Gizhko I.M.
Donetsk National University of Economics and Trade
ACTION LEARNING IN HIGHER EDUCATION
There are now quite a number
of courses in higher education that use action learning. These courses are designed
to support undergraduate project work, research students or as support for
continued professional development. Many action learning courses use resource packs
or workshops to give an overview of important content. Tutors available as
resource advisers are also a useful addition to an action learning programme.
Use of an online learning environment can be excellent in combination with
action learning communication with discipline specialists in tutorials or via
e-mail as an effective way to give students access to expert advice when they
need it.
But how
can one ensure coverage of content areas? The main answer to this question lies
in criteria for assessment. Procedures for judging or scoring students’
performance should correspond to the teaching/learning methods used, and be
consistently applied and monitored. Assessment results should yield informative
representations of students’ performance in relation to the expected outcomes
for learning at specified levels.
The
move to independent learning modes puts assessment in the spotlight as the
control of the teacher is no longer paramount. The logic of developing the
learner as a competent graduate conflicts with an assessment system which is
controlled and implemented separately from the learner. Self and peer
assessment help to develop the ability of the learner, not only to learn, but
to test and evaluate the results of the learning.
Different
mechanisms and procedures can be used to judge the quality of learning in
appropriate ways. There is now an increasing range of examples to show how
action learning can be supported through an assessment process.
Portfolios. They are often a collection of
materials and entries of diverse nature gathered over the course and put
together in some structured way to provide evidence of learning and
development. The European Language Portfolio may serve as a model for portfolio
developers.
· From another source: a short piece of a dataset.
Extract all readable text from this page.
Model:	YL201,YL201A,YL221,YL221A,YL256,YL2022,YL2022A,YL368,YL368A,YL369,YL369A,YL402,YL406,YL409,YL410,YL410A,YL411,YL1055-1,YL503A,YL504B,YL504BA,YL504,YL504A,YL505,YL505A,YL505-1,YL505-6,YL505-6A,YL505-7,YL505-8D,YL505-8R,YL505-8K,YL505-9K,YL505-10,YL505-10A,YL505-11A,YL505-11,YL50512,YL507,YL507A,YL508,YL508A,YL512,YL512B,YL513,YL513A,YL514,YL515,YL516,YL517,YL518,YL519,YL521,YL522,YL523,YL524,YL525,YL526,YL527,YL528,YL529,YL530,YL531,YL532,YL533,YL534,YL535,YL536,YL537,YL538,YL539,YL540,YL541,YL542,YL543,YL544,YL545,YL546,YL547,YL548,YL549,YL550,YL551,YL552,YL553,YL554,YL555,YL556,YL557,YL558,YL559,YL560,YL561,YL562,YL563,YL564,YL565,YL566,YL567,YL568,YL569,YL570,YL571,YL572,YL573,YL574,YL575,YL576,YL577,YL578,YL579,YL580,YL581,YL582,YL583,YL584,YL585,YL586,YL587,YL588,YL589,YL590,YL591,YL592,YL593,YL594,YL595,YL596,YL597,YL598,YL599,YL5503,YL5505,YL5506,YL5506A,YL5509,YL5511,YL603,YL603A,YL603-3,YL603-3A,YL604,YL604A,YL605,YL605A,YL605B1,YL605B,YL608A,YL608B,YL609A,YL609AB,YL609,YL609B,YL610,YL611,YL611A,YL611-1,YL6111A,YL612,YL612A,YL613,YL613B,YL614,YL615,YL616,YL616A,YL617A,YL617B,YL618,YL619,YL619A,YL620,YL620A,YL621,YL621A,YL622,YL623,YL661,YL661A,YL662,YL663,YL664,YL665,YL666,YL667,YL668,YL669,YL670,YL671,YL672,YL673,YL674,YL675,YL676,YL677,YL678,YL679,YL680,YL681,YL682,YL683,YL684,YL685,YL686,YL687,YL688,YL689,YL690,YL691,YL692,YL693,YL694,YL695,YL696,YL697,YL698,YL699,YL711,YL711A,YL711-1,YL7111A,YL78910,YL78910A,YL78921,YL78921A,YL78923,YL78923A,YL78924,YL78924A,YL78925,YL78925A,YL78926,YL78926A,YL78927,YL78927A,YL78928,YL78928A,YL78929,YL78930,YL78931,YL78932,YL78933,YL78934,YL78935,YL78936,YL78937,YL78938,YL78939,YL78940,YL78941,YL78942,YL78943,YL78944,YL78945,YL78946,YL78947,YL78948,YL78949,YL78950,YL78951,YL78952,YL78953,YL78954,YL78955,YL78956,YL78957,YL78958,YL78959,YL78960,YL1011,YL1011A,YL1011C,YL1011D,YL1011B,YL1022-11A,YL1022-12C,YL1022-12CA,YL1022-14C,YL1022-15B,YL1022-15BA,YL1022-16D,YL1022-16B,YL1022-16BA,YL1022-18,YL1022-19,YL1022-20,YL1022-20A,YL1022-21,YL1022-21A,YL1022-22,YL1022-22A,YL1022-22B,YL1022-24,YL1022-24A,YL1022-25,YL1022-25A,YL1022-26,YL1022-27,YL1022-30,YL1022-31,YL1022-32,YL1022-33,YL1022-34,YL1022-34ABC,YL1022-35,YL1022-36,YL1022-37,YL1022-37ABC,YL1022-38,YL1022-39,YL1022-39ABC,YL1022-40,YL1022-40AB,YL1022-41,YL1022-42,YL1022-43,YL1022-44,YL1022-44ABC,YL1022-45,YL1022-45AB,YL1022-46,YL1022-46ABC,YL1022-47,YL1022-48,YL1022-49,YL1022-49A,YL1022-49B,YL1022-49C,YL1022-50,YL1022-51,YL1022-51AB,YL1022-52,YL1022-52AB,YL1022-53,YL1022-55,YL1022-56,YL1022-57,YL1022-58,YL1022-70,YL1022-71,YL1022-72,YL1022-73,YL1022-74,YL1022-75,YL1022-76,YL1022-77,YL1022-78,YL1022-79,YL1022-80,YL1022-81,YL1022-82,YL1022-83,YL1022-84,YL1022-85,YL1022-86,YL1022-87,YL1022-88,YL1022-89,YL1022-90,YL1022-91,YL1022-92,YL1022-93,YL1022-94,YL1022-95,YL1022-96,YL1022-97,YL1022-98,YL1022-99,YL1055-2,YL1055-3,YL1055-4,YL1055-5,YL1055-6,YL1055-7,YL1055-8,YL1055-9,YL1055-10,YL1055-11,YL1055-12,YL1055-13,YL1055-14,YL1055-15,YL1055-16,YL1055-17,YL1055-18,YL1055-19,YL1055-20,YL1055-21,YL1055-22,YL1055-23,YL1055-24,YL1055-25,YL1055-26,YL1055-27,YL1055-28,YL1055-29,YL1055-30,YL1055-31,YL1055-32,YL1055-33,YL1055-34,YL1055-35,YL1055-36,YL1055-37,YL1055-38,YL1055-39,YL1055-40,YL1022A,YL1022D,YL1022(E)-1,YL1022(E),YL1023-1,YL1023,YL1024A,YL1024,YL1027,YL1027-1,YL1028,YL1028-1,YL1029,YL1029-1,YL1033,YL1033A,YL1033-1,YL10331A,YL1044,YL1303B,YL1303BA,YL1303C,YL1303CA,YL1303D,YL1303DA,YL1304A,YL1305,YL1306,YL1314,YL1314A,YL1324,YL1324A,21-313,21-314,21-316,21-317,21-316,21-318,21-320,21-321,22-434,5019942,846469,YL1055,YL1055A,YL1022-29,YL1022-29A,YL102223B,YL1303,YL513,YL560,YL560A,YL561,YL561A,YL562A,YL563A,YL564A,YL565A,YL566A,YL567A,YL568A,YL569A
It is a collection of tools for recording and reflecting on the
learner’s language learning and intercultural experience. It also provides
grids for self-assessment of language achievements and the setting of personal
learning goals.
Learning contracts. Learning contracts are
negotiated between the learner and the teacher or between peer learners to
specify the outcomes in terms of learning. Contracts (or learning agreements)
specify the resources a student needs in order to learn, as well as what they
will do to learn. Students are also likely to take some time to construct the
contract and may need to renegotiate at times throughout the learning
programme. This is particularly important when an area is very new for the
student as they are unlikely to know, from the beginning, what they need to
know. Self-assessment is obviously a crucial element in the judging of the
success of the work done.
Profiles. A profile specifies what has
been learnt on a course. It can be a simple list of topics covered or a fuller
description of learning outcomes. Profiles are particularly useful for courses
of independent study where the syllabus is not specified in course
documentation in any specific form. Profiles allow external people to see what
was covered by the course of study undertaken by the student. These are
becoming part of higher education assessment alongside transcripts of student
progress.
Diaries. Diaries capture the process of
learning and the stages in a learner’s development over the time of the
programme or course. They can be valuable as evidence to show learning and
development at the end of the programme. A diary could form part of a
portfolio.
Reflective document. This is a document
written after the formal programme has ended which describes what has been
learnt. It can be used together with project reports where the latter only
reports the method of working, results and recommendations, and does not
address what the learner has gained from doing the project. These are useful as
individual assessments alongside a group project report.
Statements of relevance. These are written
comments by the student on the relationship between input by the course tutors
and their own learning with its practical application. They are reflective
documents that draw out how the learner has made links between the general
content of the workshop (or other input) and his or her own particular context.
Lessons log. This is a tool for evaluation
of the course or programme by the tutors rather than the learner. It is simply
a record of the feelings and ideas of the course team immediately after every
workshop (and usually at the intervals during the workshop). It feeds very well
into monitoring and review reports for the course and is invaluable in
planning.
Work plan. This is a template which can
be used at any level, with any course book and even more if you create your own
learning materials without any course book at all. All the materials and
activities included should be meaningful, challenging and authentic. This plan
supports students’ engagement in learning and in negotiating while the teacher
is able to stimulate reflection on learning progress, achievements and
problems. There is a self-assessment grid which corresponds to the tasks given
in the work plan.
These
descriptions show how the assessment of action learning becomes an important
part of the process of learning. But self-assessment cannot in any way replace
assessment of students by teachers, universities or public examination boards.
Self-assessment and assessment should complement each other. Self-assessment is
based on the learner’s capacity to reflect on his or her own knowledge, skills
and achievements. Assessment by others, on the other hand, provides an
external, objective measure of the same knowledge, skills and achievement.
Teachers should develop recommendations for students on learning strategies and
criteria for self-assessment in order to make it possible for them to work in a
self-study mode when the compulsory course is over.